Так что официально наша сестра начала говорить в год и три месяца. А сколько она до этого по большому секрету сама с собой разговаривала – никто не знает. Могла с рождения, с нее станется. Она у нас ребенок с такими удивительными способностями, что мама иногда пугается. Например, Гаечка умеет разговаривать с птицами. Если на крыше гаража напротив вздорно каркает ворона, сестра подходит к окну и начинает выговаривать ей:
– А чего это ты каркаешь? Холодно тебе?
– Кар! – жалуется ворона.
– А перья тебе зачем? Про перья совсем забыла?
– Кар-кар, – кручинится ворона.
– Ничего. Скоро весна придет, тепло будет.
– Кар?
– Точно говорю!
И ворона, щелкнув на прощание клювом, улетает прочь.
Этим летом Гаянэ красиво зацепила трубой пылесоса светильник в гостиной и разбила два плафона. Гонялась за мухой, пыталась засосать ее в трубу. На мамин вопль, зачем она это сделала, Гаянэ исчерпывающе объяснила, что в пылесборнике живет паук, и ему там голодно.
– Да где тут паук! – рассердилась мама и выдернула из пылесоса мешок. Тут же оттуда выпал большой паук с серым крестообразным рисунком на спине и, сердито волоча за собой паутину, потопал под шкаф. Чуть ли не пылесосной крышкой хлопнул, обиженный бесцеремонным обращением мамы.
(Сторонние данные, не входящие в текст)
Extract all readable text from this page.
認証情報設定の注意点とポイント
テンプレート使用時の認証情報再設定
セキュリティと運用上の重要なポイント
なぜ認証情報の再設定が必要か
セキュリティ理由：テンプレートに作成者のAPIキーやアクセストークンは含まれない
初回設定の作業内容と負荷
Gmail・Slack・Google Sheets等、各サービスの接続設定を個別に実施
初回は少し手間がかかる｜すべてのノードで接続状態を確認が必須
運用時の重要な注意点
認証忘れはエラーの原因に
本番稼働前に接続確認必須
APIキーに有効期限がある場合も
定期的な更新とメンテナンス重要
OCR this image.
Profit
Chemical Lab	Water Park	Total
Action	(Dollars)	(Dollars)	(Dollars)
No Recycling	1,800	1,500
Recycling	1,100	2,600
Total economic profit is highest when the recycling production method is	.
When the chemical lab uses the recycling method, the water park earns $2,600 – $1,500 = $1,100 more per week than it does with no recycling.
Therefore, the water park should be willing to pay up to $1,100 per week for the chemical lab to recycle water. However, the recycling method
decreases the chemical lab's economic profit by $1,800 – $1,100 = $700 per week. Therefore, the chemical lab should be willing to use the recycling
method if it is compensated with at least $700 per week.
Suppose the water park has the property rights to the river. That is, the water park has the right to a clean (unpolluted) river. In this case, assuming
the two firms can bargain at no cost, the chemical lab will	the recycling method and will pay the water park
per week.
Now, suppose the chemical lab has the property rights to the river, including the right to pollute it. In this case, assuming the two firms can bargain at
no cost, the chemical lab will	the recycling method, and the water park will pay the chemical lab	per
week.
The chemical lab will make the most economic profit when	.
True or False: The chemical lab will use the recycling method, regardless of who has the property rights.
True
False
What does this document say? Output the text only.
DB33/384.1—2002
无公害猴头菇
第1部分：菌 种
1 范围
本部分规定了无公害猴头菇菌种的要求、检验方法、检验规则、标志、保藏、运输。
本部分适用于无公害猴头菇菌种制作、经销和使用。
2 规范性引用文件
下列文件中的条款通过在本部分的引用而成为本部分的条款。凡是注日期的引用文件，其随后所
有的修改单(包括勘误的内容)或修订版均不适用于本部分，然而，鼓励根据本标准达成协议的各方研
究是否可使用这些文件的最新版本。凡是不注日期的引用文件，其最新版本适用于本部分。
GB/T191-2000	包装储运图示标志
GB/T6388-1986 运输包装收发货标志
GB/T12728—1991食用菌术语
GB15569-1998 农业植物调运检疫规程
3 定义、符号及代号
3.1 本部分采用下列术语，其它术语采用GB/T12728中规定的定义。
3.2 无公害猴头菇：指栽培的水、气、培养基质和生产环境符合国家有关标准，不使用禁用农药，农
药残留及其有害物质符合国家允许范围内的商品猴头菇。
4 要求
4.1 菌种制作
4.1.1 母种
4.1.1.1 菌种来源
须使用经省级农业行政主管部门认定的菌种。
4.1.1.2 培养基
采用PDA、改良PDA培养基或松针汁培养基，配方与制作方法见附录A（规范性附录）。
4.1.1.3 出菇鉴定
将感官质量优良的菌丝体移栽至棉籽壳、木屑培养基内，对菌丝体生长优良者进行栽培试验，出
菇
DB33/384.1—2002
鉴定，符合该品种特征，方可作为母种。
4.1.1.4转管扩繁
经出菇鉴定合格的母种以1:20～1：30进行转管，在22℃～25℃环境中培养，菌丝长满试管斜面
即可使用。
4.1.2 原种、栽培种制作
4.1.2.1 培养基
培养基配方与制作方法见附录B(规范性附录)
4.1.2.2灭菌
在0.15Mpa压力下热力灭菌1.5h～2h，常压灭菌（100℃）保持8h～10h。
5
– Я зе говорила! – пожала плечом Гаянэ.
– Это ты его сюда засосала?
– Нет! Он там узе три дня зивет!
Кстати, Гаянэ очень даже четко умеет выговаривать «ж». Но почему-то постоянно съезжает на «з». И вообще под настроение может многие слова переиначивать. Котлету упорно называет «лекаткой», воскресенье – «выскрысеньем», а нашу машину Генриетту – Ригенеттой. Впрочем, учитывая, как ее укачивает в дороге, вполне возможно, что Ригенетта – это мелкая месть Генриетте за предоставленный при езде дискомфорт.
Что касаемо нашей любимой Манечки, то и тут без оригинальностей не обошлось. Ба рассказывала, что заговорила она поздно, почти в три года. А до этого, сосредоточенно сопя, ходила по дому, выколупывала со стен штукатурку и с удовольствием ее ела.
– Это почему я ела штукатурку? Вы что, не кормили меня? – надувалась от таких возмутительных речей Манька.
– Конечно, кормили! И кашами, и мясом, и рыбой, и разновсяким молочным, и протертыми овощами. Завтрак, обед, полдник, ужин – все как положено. И яичную скорлупу в порошок сотрем и в еду добавим, и отварные вкрутую яичные желтки! И солнечные ванны организуем! А толку?
– Чего это «а толку»?
– Того! Рахит мы тебе быстро вылечили. А вот от штукатурки отучить никак не получалось. Поэтому и говорю, что толку было ноль!
Толку действительно было ноль, ведь бросать есть штукатурку Манька не собиралась. Сначала она отколупала ее со стены рядом с манежем, где ее оставляли поиграть. Потом, когда взрослые догадались перетащить манеж в центр комнаты, чтобы ребенок не мог дотянуться до стены, Манька стала устраивать демарши из визга и ора – требовала незамедлительно предоставить ей новую порцию вкусно пахнущей сыростью и строительным материалом штукатурки. На попытки подсунуть творог или яичный желток отвечала горькими слезами. Маньку возили в Ереван – показывать педиатрическому светилу. Светило провело тщательный медосмотр, пошуршало бумажками с анализами. Развело руками.